Славку затошнило, крупный озноб пошел по телу, схватил за руки паралич.
Если ведьмы не подменяют детей… Почему он вообще подумал, что его похитила именно ведьма? Даже не так – что ведьма его именно похитила…
А не наоборот.
Не вытащила из леса домой.
Он обернулся со свечой.
Увидел высоко вверху, под сводом чердака, только белизну глаз и желтоватый блик на подбородке, похожий на улыбку пугала. И зеленые отблески на резных пуговицах.
Он гадал, забьется ли его сердце вновь. Бабушка, не сводя с него глаз, протянула руку и пальцами погасила фитиль.
Настала темнота.
Герман Шендеров
Симфония Шоа
«…максимум благодарностей моим бустерам и донатерам, а также вам, мои дорогие подписчики, без вас у меня, конечно, ничего бы не получилось. С вами был Максималекс, подписывайтесь, ставьте лайкосики, жмите на колокольчик, чтобы не пропустить новые стримы! Увидимся на следующей неделе, всем максимум всего!» – Видео кончилось бодрым запилом на электрогитаре.
Алексу никогда не нравился собственный голос в записи, но он уже давно смирился с тем, что через микрофон звучит как писклявый подросток. В конце концов, такие вещи уже не кажутся критичными, когда ты заработал свою первую сотню тысяч подписчиков; даже наоборот – приобретают свой шарм. Он довольно откинулся на кресле, сбросил дугу наушников с соломенного цвета шевелюры. Только после этого он услышал трель дверного звонка.

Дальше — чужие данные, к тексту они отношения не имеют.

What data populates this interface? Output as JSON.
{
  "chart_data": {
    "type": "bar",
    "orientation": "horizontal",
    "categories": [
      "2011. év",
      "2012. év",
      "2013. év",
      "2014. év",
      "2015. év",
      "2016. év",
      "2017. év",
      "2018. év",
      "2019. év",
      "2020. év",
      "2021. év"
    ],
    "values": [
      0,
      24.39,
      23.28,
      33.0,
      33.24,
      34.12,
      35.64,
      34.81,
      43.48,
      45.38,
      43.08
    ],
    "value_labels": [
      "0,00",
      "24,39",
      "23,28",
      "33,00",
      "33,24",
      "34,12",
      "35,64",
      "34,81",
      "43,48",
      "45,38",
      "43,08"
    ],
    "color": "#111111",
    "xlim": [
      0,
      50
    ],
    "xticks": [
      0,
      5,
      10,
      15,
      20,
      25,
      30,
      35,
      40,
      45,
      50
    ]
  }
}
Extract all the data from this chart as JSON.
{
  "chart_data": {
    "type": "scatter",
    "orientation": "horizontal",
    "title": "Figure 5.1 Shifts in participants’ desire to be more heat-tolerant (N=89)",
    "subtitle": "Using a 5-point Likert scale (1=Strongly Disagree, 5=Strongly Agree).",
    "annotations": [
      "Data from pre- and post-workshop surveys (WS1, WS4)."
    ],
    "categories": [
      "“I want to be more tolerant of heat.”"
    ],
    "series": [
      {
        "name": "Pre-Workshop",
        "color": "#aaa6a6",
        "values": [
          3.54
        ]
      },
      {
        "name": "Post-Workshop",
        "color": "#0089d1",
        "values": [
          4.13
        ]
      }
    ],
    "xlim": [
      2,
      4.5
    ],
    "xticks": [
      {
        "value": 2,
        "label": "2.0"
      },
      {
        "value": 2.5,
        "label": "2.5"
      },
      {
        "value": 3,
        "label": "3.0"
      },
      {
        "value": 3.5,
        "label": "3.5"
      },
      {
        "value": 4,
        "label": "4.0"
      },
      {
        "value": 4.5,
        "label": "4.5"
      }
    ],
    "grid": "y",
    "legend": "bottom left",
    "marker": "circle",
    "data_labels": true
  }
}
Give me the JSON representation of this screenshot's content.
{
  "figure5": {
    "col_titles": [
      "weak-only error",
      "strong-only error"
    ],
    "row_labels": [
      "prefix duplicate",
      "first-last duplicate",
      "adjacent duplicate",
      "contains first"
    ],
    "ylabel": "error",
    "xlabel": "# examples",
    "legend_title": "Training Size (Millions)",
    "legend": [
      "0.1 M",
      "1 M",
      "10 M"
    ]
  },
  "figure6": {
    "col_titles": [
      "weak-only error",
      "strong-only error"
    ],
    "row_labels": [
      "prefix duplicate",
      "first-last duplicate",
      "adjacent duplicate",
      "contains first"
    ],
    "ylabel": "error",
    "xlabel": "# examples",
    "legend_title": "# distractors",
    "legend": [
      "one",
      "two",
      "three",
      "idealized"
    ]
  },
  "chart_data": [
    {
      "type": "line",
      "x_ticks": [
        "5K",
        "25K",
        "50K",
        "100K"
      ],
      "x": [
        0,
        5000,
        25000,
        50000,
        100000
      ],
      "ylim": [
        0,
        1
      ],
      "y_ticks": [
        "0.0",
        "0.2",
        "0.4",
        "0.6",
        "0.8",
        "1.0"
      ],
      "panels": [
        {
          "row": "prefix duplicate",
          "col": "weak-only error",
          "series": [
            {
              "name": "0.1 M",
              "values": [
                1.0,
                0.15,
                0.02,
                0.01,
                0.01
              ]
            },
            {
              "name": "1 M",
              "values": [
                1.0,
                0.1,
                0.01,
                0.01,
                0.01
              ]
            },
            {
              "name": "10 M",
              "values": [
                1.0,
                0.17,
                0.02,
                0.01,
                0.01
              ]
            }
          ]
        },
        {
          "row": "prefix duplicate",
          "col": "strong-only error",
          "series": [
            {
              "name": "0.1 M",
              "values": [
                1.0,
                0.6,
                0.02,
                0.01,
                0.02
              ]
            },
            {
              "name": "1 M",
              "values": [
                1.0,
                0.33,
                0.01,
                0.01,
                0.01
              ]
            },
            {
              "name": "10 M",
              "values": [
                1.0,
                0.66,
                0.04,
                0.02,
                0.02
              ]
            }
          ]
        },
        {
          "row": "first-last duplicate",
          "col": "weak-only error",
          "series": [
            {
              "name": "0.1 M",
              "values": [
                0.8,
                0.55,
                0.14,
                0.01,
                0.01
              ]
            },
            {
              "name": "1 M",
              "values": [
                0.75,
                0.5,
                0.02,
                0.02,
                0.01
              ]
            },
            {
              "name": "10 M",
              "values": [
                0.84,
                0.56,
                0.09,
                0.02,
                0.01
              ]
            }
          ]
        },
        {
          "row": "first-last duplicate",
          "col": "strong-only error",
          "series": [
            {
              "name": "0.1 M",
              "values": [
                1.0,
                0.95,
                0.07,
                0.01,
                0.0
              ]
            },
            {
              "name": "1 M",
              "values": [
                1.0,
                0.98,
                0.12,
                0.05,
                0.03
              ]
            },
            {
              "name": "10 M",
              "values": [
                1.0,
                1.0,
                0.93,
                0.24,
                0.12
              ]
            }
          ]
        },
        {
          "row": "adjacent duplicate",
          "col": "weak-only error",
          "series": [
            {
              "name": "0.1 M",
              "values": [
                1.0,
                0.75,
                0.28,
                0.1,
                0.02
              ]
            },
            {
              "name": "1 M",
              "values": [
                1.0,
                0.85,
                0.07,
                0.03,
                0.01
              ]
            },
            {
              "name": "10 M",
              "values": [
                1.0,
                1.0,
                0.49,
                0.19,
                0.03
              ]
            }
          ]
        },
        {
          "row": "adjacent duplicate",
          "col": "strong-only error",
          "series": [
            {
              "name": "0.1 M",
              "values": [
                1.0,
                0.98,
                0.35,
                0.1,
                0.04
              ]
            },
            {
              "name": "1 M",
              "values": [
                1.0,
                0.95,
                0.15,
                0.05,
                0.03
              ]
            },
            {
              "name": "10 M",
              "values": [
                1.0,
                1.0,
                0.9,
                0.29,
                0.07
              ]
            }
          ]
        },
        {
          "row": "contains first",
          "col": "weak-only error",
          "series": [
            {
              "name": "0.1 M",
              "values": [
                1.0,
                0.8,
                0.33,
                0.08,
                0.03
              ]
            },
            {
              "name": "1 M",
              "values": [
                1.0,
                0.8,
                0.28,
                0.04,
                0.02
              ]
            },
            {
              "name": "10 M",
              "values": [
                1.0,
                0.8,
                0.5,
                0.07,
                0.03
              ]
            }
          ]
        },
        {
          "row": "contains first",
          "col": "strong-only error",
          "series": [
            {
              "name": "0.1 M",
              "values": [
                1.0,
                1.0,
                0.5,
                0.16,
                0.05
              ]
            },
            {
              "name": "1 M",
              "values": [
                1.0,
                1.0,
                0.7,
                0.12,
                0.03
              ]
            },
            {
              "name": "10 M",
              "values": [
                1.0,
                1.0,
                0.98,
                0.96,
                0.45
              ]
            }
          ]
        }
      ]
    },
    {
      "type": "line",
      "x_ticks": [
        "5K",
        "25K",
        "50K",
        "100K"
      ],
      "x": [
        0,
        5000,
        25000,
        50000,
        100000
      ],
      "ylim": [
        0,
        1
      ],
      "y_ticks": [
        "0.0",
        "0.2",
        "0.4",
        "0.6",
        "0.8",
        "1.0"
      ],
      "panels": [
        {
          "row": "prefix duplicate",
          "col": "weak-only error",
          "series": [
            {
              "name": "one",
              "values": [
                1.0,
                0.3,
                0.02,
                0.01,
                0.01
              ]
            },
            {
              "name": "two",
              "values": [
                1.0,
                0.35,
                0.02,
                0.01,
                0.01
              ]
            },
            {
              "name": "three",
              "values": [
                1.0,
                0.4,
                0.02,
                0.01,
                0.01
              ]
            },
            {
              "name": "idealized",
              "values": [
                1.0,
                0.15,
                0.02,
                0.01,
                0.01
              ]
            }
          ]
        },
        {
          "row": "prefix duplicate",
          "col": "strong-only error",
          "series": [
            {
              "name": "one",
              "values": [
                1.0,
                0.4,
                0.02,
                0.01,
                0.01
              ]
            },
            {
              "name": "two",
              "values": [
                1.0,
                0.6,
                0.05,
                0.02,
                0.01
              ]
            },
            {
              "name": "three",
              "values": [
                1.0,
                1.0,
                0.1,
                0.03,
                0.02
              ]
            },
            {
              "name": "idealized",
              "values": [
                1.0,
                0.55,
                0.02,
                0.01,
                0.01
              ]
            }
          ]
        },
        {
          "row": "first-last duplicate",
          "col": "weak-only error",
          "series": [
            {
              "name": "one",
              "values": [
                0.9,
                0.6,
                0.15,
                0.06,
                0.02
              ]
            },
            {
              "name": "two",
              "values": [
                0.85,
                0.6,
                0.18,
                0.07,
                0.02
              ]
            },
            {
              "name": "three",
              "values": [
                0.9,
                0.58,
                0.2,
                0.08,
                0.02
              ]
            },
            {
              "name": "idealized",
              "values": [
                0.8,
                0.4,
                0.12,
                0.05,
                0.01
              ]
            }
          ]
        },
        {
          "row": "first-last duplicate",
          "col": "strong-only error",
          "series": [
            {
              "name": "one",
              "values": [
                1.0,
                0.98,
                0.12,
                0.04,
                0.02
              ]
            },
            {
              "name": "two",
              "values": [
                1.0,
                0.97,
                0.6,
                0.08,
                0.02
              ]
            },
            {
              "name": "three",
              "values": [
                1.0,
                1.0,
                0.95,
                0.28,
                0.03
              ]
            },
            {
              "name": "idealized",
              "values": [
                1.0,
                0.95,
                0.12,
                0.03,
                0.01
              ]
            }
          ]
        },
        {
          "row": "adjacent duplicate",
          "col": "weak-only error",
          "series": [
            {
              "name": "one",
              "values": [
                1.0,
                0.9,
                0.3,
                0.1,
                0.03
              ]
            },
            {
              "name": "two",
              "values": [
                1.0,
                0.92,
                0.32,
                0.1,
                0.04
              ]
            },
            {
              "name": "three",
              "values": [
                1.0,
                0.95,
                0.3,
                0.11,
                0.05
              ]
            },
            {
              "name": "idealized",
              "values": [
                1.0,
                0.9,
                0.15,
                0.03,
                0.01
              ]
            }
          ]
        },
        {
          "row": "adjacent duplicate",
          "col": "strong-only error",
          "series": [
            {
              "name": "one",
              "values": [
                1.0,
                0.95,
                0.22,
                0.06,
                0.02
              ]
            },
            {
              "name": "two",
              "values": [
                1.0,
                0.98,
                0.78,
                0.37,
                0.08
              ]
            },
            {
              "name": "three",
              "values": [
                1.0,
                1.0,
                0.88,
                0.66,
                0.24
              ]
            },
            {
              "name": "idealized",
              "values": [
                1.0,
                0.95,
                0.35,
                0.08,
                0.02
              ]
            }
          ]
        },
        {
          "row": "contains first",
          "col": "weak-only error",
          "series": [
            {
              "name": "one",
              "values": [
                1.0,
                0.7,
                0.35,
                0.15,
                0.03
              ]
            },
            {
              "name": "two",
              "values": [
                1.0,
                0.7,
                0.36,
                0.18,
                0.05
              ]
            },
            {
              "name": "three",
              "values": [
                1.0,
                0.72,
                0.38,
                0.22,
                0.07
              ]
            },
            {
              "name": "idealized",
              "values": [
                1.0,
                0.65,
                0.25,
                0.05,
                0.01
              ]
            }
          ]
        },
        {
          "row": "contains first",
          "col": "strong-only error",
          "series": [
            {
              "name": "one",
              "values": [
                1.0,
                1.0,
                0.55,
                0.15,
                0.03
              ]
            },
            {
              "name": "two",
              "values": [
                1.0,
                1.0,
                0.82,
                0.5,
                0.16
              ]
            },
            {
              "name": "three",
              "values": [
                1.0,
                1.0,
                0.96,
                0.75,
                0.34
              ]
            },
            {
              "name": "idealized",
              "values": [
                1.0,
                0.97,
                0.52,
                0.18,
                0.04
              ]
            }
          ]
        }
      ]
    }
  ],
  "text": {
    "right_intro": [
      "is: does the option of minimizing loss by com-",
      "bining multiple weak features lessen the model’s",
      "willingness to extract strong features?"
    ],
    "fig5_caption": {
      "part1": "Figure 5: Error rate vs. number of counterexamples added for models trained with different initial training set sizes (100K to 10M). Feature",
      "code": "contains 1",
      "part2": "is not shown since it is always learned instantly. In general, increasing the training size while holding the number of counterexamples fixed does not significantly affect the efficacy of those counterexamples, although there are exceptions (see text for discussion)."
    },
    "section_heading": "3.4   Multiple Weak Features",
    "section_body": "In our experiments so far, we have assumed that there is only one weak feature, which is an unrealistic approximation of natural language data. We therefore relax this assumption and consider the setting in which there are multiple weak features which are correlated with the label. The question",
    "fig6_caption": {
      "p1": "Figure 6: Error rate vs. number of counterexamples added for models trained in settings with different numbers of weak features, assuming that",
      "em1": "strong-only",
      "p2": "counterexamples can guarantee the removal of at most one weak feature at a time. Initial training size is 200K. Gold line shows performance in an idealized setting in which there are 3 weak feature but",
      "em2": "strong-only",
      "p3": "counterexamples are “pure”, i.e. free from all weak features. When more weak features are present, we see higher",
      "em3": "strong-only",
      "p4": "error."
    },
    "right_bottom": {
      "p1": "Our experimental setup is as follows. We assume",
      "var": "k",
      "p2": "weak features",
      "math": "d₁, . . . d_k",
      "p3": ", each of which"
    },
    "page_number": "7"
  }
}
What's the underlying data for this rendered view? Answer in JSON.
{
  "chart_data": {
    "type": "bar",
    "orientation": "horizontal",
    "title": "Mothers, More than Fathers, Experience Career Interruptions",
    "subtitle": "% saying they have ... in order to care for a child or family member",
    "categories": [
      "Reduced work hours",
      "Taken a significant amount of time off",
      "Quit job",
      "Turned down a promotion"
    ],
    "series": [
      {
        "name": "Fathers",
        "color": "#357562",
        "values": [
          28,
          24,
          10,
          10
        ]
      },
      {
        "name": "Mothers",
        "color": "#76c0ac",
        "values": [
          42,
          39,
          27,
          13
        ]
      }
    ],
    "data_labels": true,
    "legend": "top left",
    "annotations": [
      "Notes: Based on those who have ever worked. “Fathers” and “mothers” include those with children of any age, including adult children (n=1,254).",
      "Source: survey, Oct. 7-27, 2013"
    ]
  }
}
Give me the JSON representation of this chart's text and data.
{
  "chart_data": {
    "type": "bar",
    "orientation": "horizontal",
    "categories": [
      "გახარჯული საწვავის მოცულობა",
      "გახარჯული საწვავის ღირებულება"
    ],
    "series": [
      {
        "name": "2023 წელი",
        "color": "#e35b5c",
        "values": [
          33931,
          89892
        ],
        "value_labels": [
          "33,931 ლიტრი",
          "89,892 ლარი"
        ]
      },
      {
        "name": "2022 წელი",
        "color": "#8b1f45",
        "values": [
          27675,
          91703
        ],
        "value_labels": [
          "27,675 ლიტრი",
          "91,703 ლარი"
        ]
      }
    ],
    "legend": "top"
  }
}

На пороге стоял сосед – дряхлый носатый еврей из квартиры напротив. Когда его сиделка брала выходной, тот иногда обращался к Алексу с просьбой – сходить за продуктами или поставить укол. Алекс учился на фельдшера и никогда не отказывал старику в услуге.
– Герр Шимель, добрый вечер. Чем обязан? Я опять слишком шумел?
Сосед потряс лысой, покрытой старческими пятнами головой и заскрежетал:
– Что вы, Алекс, мой мальчик, ни в коем разе. Извините, что в столь поздний час… Я бы хотел попросить вас об одной мелочи, если только найдется время, – еврей печально развел руками, как бы показывая, насколько его дела ничтожны по сравнению с занятиями Алекса.
– Разумеется, герр Шимель, я сейчас как раз свободен, – соврал Алекс: ему предстояло еще учить анатомию перед промежуточным тестом, но выцветшие глаза старика смотрели с такой надеждой, что парень не смог отказать.
«Ночью доучу» – пообещал он сам себе.
– Умоляю вас – Хаим! Называйте меня Хаим, прошу. Захватите свой компьютер, пожалуйста. У меня сегодня к вам просьба как раз по вашей специальности, – скрипуче хихикнул старик.
– Как скажете, герр… то есть Хаим.
Вернувшись в комнату, Алекс отсоединил ноутбук от зарядки и вернулся в коридор, где его ждала скрюченная фигурка, одетая во что-то похожее на длинную белую ночнушку. На блестящей лысине смоляным пятном чернела кипа.
– Ой, спасибо вам, молодой человек, не оставили старого нэбеха в штихе, – рассыпался в благодарностях сосед. – Пойдемте-пойдемте, это ненадолго.
Он долго ковырялся с ключами, сражаясь с артритом. Наконец замок подчинился.
– Следуйте за мной, юноша! – махнул рукой старик, приглашая Алекса пройти через темный, заставленный разнообразной рухлядью коридор.
Запах лекарств и средства от моли забивался в ноздри. Пройдя вглубь квартиры, они оказались в кабинете.